Techno-Files: Apple challenges textbooks with iBooks2 and iTunes U

By Lulu Orozco

The Guardsman

Backpacks might soon become lighter with Apple’s newest launch for the iPad. On Thursday, Jan. 20 Apple launched its newest trend on iBooks: textbooks made to revolutionize the way we have been taught to learn.

Elementary and high school students will now have the ability to work with interactive images, 3D graphics and engaging layouts using the iBooks app, while the updated iBooks 2 will display books with video and other interactive features.

Major textbook companies are starting to think in terms of cheaper digital textbooks. McGraw-Hill, Pearson Education and Houghton Mifflin Harcourt are already creating iBooks textbooks for the iPad.

According to Forrester Research e-books accounted for 2.8 percent of the $8 billion U.S textbook market in 2010. However with the popularity of digital technology, that percentage is sure to grow.

Schools will be able to buy the iBooks for their student, issuing vouchers to allow them to download their textbooks from the iBookstore. “Textbooks will cost $15 dollars or less,” said Apple’s senior vice president of Worldwide Marketing, Philip Schiller, to the Atlanta Journal.

However, with the cost of iPads generally starting at $499 dollars, the question whether all school districts can really afford them seems to be the real issue.

“The digital divide could be very embarrassing, because if you don’t have the iPad, you can’t do the quiz and you don’t get instant feedback,” says Albert Greco a former high-school principal and Marketing Professor at New York’s Fordham University.

“That is an invitation for a lawsuit.
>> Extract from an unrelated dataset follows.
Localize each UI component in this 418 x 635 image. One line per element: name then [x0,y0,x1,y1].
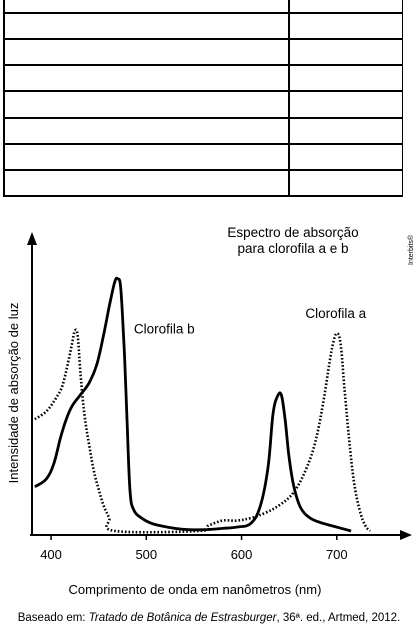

I would be shocked if any principal or superintendent let that system go forward.”

Educational Apps Reinvented for Universities

Apple also released a powerful new app called iTunes U, with more than 500,000 free college-level lectures, videos, books and other resources on thousands of subjects.

The app makes it easy for educators to design and distribute complete courses that are made available through the iPad, iPhone and iPod touch.

Professors will have the ability to present outlines, post notes and communicate with students more effectively.

Hundreds of universities, colleges, and K-12 school districts have already began contributing content through iTunes U. More than nine different language level books and lectures are accessible in Chinese, Dutch, French, German and Italian to name a few.

Colleges and universities like Stanford, Yale, MIT, Oxford and UC Berkeley have already begun making their interactive textbooks available. Other distinguished publications such as, MoMA, the New York Public Library and Public Radio International are also featured in the app.

Textbooks such as Introduction to Linear Dynamical Systems by Stephen Boyd from Stanford University, and American Revolution by Joanne Freeman from Yale University are some of the free college-level titles available.

Another app in the educational family includes the iBook Author, which will allow instructors to write and publish their own electronic textbooks and then make them accessible through iTunes U.

This project was a long-time ambition for Apple co-founder Steve Jobs, who believed that paper textbooks could be reinvented by the iPad.